So, I really like Cold Cut. In my duties as The Manager of The Beguiling, I put together between 6 and 8 orders with Cold Cut a year, and they’re very competitive on discount and stock availability for a number of publishers. When it comes time to do line-wide restocks of Slave Labor Graphics, or grab some out-of-print Tokyopop or Viz trades, or even our massive back-orders of smut from Eros and AG, Cold Cut are good folks to deal with who get us our product in a timely and well-preserved fashion.
You can imagine that I’m a little heartbroken seeing them trying to get out of the comics distribution business. One shouldn’t get emotionally attached to business entities; you’re all in this to make money and that’s as long as your goals are the same, friendship doesn’t hurt. But I can’t help it, as a retailer I really LIKE options when it comes to distributors. I like knowing that Cold Cut is there, and I’m sure that publishers like knowing that there’s another group of people out there working to get their books seen. Hell, my customers might not know how much they love Cold Cut, but they certainly love the considerably-lower prices on things like FILLERBUNNY toys and SPOOKY squeakers that are Cold Cut purchases from us. So, yeah, I’m bummed out (and they don’t even owe me any money!) about this, and I hope things come together for the best. I’m not holding my breath though.
Y’see… The writing’s been on the wall regarding…something…happening for a little while now. About a month ago, I stopped receiving Cold Cut’s weekly update of new product. I just figured my e-mail was bouncing or something, but… nope.Â No new product coming in. I also noticed that earlier this year (maybe?) the company was down to one (excellent) employee named Matt. I sincerely hope that whatever happens, Matt ends up okay because his customer service is top-notch, and he worked really hard for our business. And I’ve been wondering for a little while now how the new shipping charges in the U.S. (basically: everything through the U.S. Postal Service just got a whole lot more expensive) were going to affect anyone doing mail-order/distribution… I wonder if that contributed anything? I have a feeling we’ll never know.
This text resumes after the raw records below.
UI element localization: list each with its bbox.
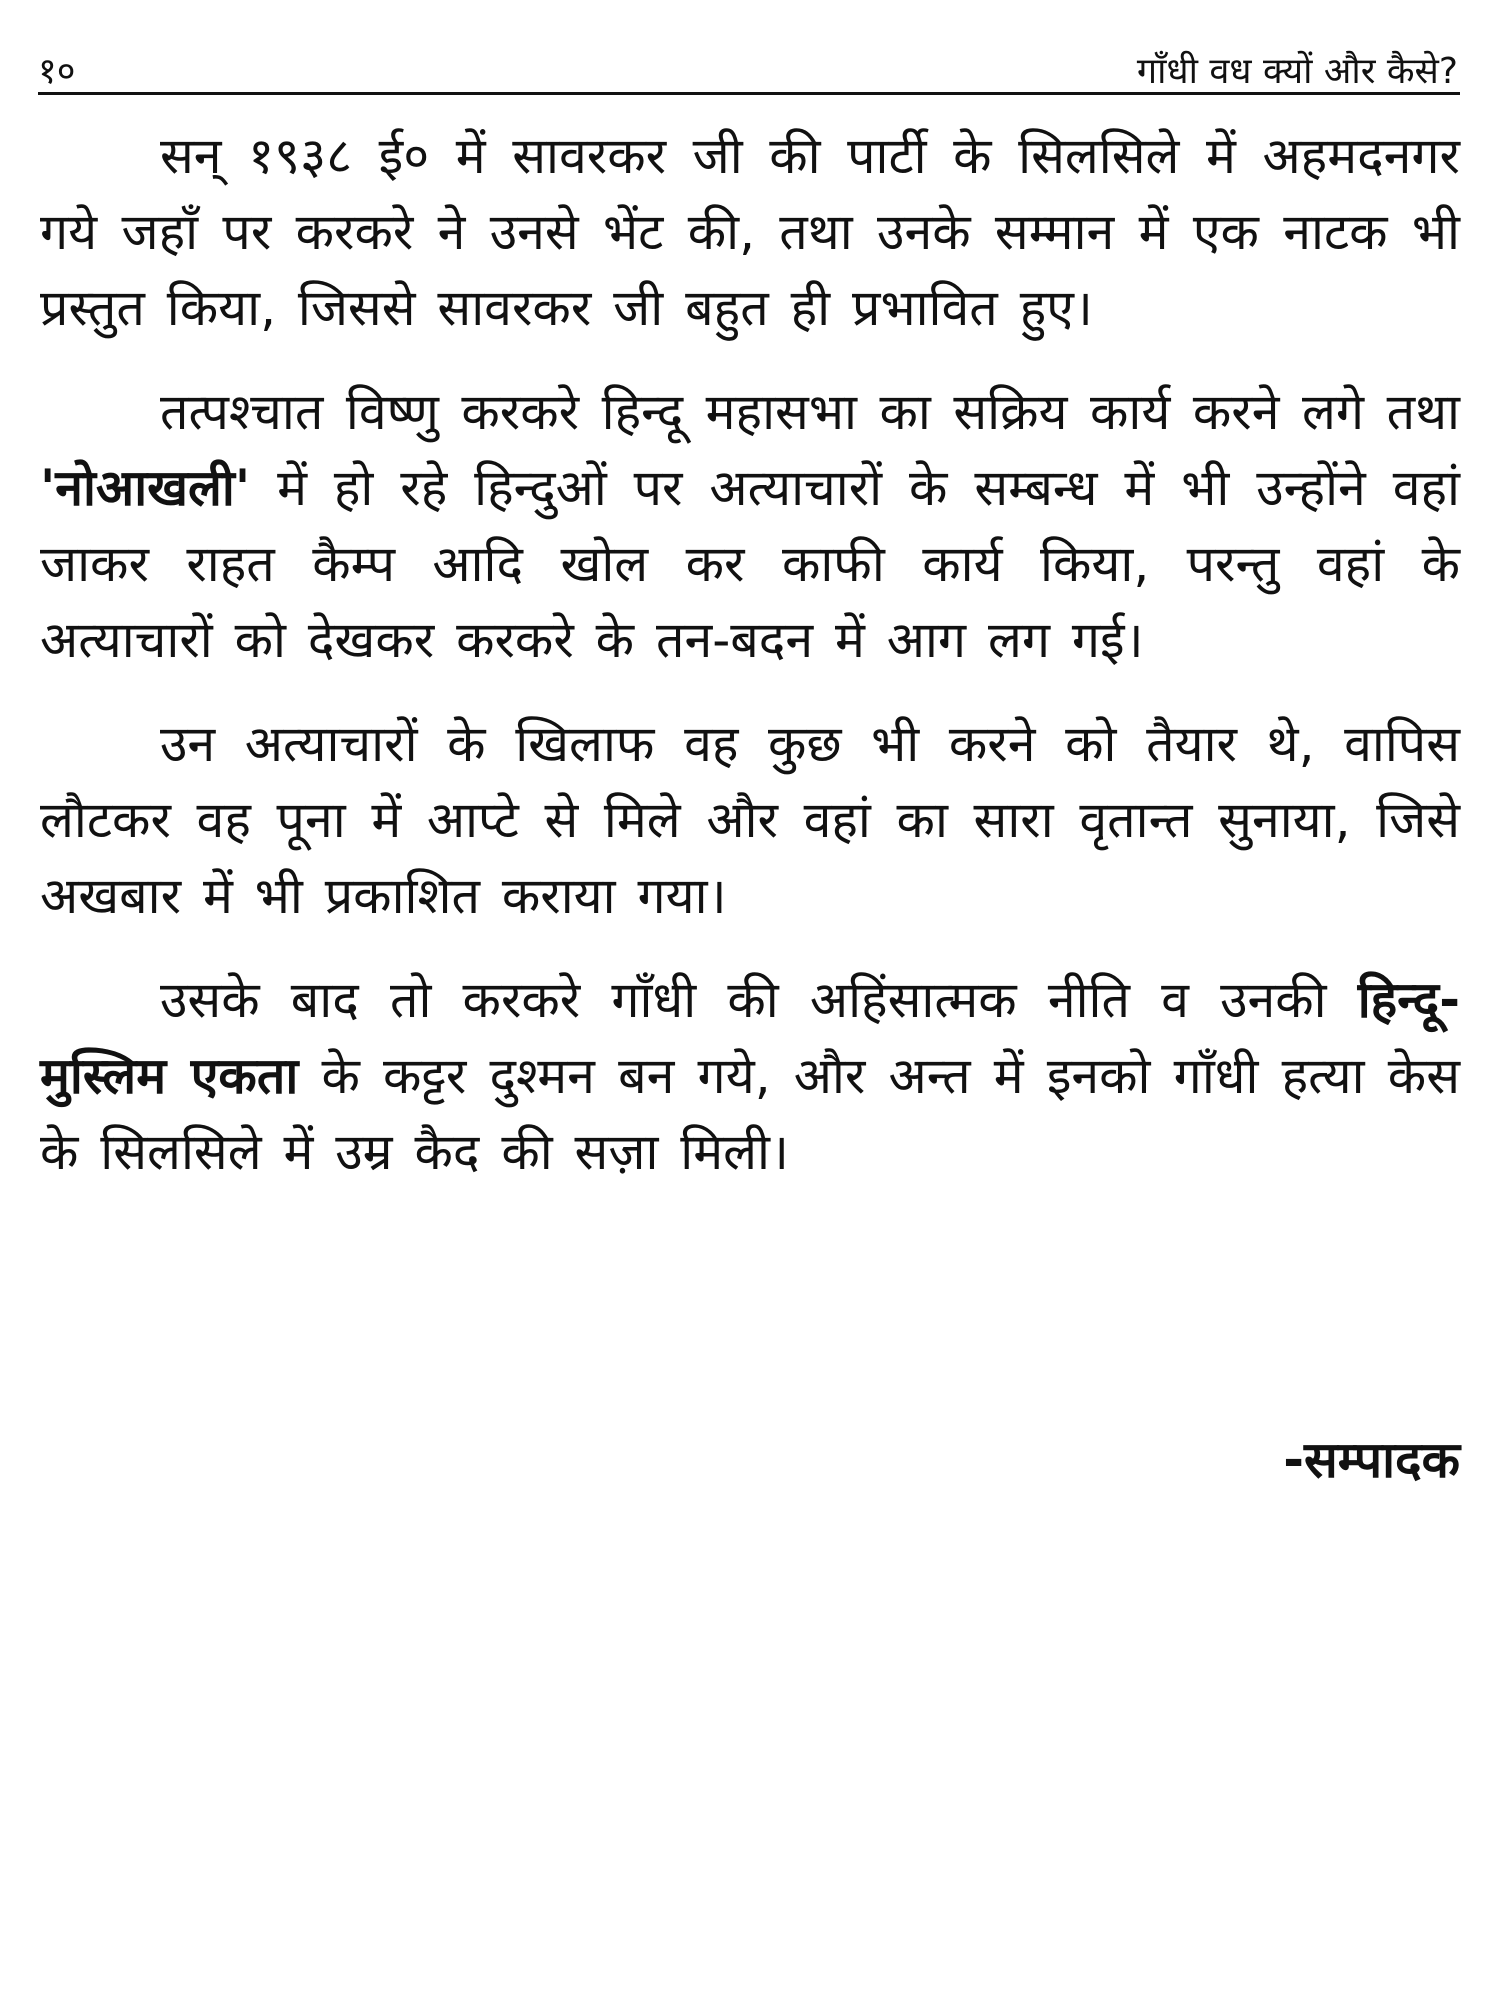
paragraph-2-text-before: तत्पश्चात विष्णु करकरे हिन्दू महासभा का सक्रिय कार्य करने लगे तथा: [160, 383, 1460, 441]
paragraph-4-bold-term: हिन्दू-मुस्लिम एकता: [40, 971, 1460, 1105]
paragraph-2-bold-term: 'नोआखली': [40, 459, 251, 517]
paragraph-4-text-before: उसके बाद तो करकरे गाँधी की अहिंसात्मक नीति व उनकी: [160, 971, 1358, 1029]
paragraph-2-text-after: में हो रहे हिन्दुओं पर अत्याचारों के सम्बन्ध में भी उन्होंने वहां जाकर राहत कैम्प आदि खोल कर काफी कार्य किया, परन्तु वहां के अत्याचारों को देखकर करकरे के तन-बदन में आग लग गई।: [40, 459, 1460, 669]
running-title: गाँधी वध क्यों और कैसे?: [1136, 51, 1458, 92]
paragraph-2: [40, 374, 1460, 678]
paragraph-1: [40, 118, 1460, 346]
paragraph-3: [40, 706, 1460, 934]
page-number: १०: [38, 51, 76, 92]
editor-signature: -सम्पादक: [1283, 1431, 1460, 1489]
paragraph-4-text-after: के कट्टर दुश्मन बन गये, और अन्त में इनको गाँधी हत्या केस के सिलसिले में उम्र कैद की सज़ा मिली।: [40, 1047, 1460, 1181]
page-header: [38, 48, 1458, 96]
paragraph-4: [40, 962, 1460, 1190]
body-text: [40, 118, 1460, 1218]
paragraph-1-text: सन् १९३८ ई० में सावरकर जी की पार्टी के सिलसिले में अहमदनगर गये जहाँ पर करकरे ने उनसे भेंट की, तथा उनके सम्मान में एक नाटक भी प्रस्तुत किया, जिससे सावरकर जी बहुत ही प्रभावित हुए।: [40, 127, 1460, 337]
paragraph-3-text: उन अत्याचारों के खिलाफ वह कुछ भी करने को तैयार थे, वापिस लौटकर वह पूना में आप्टे से मिले और वहां का सारा वृतान्त सुनाया, जिसे अखबार में भी प्रकाशित कराया गया।: [40, 715, 1460, 925]
header-rule: [38, 92, 1460, 95]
But you wanna know what the straw that broke the camel’s back was?
Dan Vado e-mailed me.
Well, he didn’t e-mail JUST me, he e-mailed a lot of folks, retailers like me. Dan Vado is the GodKing of Slave Labor Graphics, long reputed to be Cold Cut’s top distribution client. In an e-mail on June 6th 2007 with the subject SLG Publishing wants to GIVE YOU A T-SHIRT, Dan Vado put out a call to retailers to… essentially see if they were paying attention to SLG’s promotions by offering them a free shirt. But he also encouraged retailers to place direct reorders with SLG by offering good terms and free shipping–something most retailers can’t resist. I thought this was odd… The Beguiling are loyal customers of Cold Cut’s and I’d always thought of the two organisations, CC and SLG, as being pretty tight. For SLG to be stepping up their direct-to-retailer sales like this, particularly because it’s been The Beguiling’s experience in the past that they’ve been reticent to do so (at least for us), I figured something was gonna go down.
And now it has!
I guess the big question everyone is asking right now is “What happens if it Cold Cut gets bought?” I think the more important question is, what if it doesn’t? Folks who are happy and want to keep running businesses? They don’t GENERALLY put those businesses up for sale. Am I a dick for trying to decide whether to place an order now, or wait and see if they have a huge closing sale down the road? Or am I a dick for other reasons?
Anyway, the whole situation is just sucky and stupid and annoying. Tom asked: “What is it about the shape of that comics market where a boom period is felt more through articles claiming “This is a boom period!” than it is in the wallets of creators and retailers?” and I’d really like to know for myself. Are these sorts of things growing pains? Is Cold Cut just a hold out from the dawn of the DM to be replaced by technologically-advanced bookstore distributors like Ingram and Baker & Taylor? Or is there something much more substantial wrong with the industry right now where we’re selling more comics than we have in a long time, and some organisations seemingly can’t (or don’t want to) make a go of it? I wish I knew.